Natuurlijk is er niet enkel in UZ Brussel bijzondere aandacht voor een optimale wondzorg. Ook in andere ziekenhuizen zijn verpleegkundige specialisten wondzorg dagelijks druk in de weer. Dat betekent kennis en ervaring die gedeeld kan worden. Met Annelies de Graaf van UZ Leuven en met Steven Smet van UZ Gent bijvoorbeeld. “We houden nauw contact”, pikt Valerie Hanssens in. “We delen ervaringen met nieuwe materialen en producten, Testen we nieuwe procedures of protocollen, dan laten we weten welke voordelen of pijnpunten we tegen kwamen.
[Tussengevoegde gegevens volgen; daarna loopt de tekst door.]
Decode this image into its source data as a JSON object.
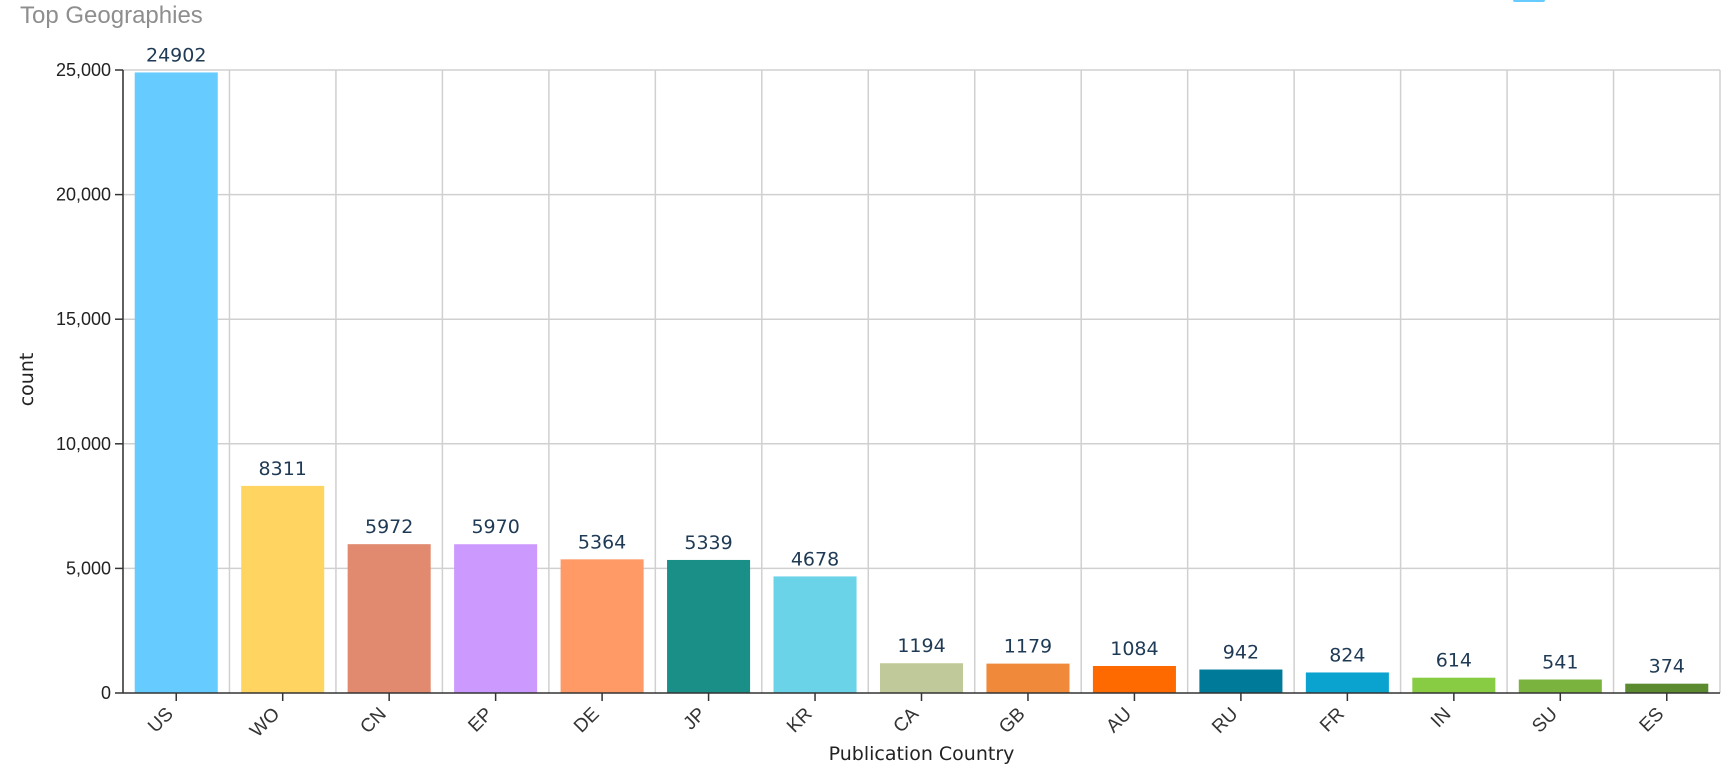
{
  "chart_data": {
    "type": "bar",
    "title": "Top Geographies",
    "xlabel": "Publication Country",
    "ylabel": "count",
    "ylim": [
      0,
      25000
    ],
    "yticks": [
      0,
      5000,
      10000,
      15000,
      20000,
      25000
    ],
    "ytick_labels": [
      "0",
      "5,000",
      "10,000",
      "15,000",
      "20,000",
      "25,000"
    ],
    "grid": true,
    "legend_color": "#66ccff",
    "categories": [
      "US",
      "WO",
      "CN",
      "EP",
      "DE",
      "JP",
      "KR",
      "CA",
      "GB",
      "AU",
      "RU",
      "FR",
      "IN",
      "SU",
      "ES"
    ],
    "values": [
      24902,
      8311,
      5972,
      5970,
      5364,
      5339,
      4678,
      1194,
      1179,
      1084,
      942,
      824,
      614,
      541,
      374
    ],
    "colors": [
      "#66ccff",
      "#ffd460",
      "#e28a6f",
      "#cc99ff",
      "#ff9966",
      "#1a8f87",
      "#6ad3e8",
      "#c0c99a",
      "#f08a3a",
      "#ff6a00",
      "#007a99",
      "#0aa3d0",
      "#88cc44",
      "#7ab33e",
      "#5c8a2e"
    ]
  }
}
Uiteindelijk gaan we allemaal voor hetzelfde doel: werkbare procedures voor onze verpleegkundigen en de beste zorg voor onze patiënten. En daarin staan we samen sterk.”

Onderzoek naar atypische decubitusgevallen

Valerie Hanssens en haar collega’s publiceren binnenkort een studie van twee specifieke patiënten met doorligwonden die ze op hun Intensieve Zorg binnen kregen met COVID-19. “Gewoonlijk ontwikkelen doorligwonden zich gradueel, door de huid die langzaam afsterft nadat er zuurstoftekort ontstaat op een drukpunt. In twee gevallen verliep het ontstaan van de wonden atypisch met een klinisch beeld van pyoderma gangrenosum en abcesvorming. Reden genoeg om te onderzoeken hoe dat kwam en of het virus er voor iets tussen zat.”

Dit onderzoek wordt gepubliceerd in Advances in Skin & Wound Care journal, onder de titel ‘Case report of two COVID-19 patients with sacral pressure injuries associated with pyoderma gangrenosum’ (Elkhatib Rania MD*, Giunta Gabriele MD FEBOPRAS*, Hanssens Valerie MSc, Kapila Ayush MD, De Baerdemaeker Randy MD FEBOPRAS, Zeltzer Assaf MD PhD, Hamdi Moustapha MD PhD. Department of Plastic and Reconstructive Surgery, University Hospital Brussels (VUB), Brussels, Belgium).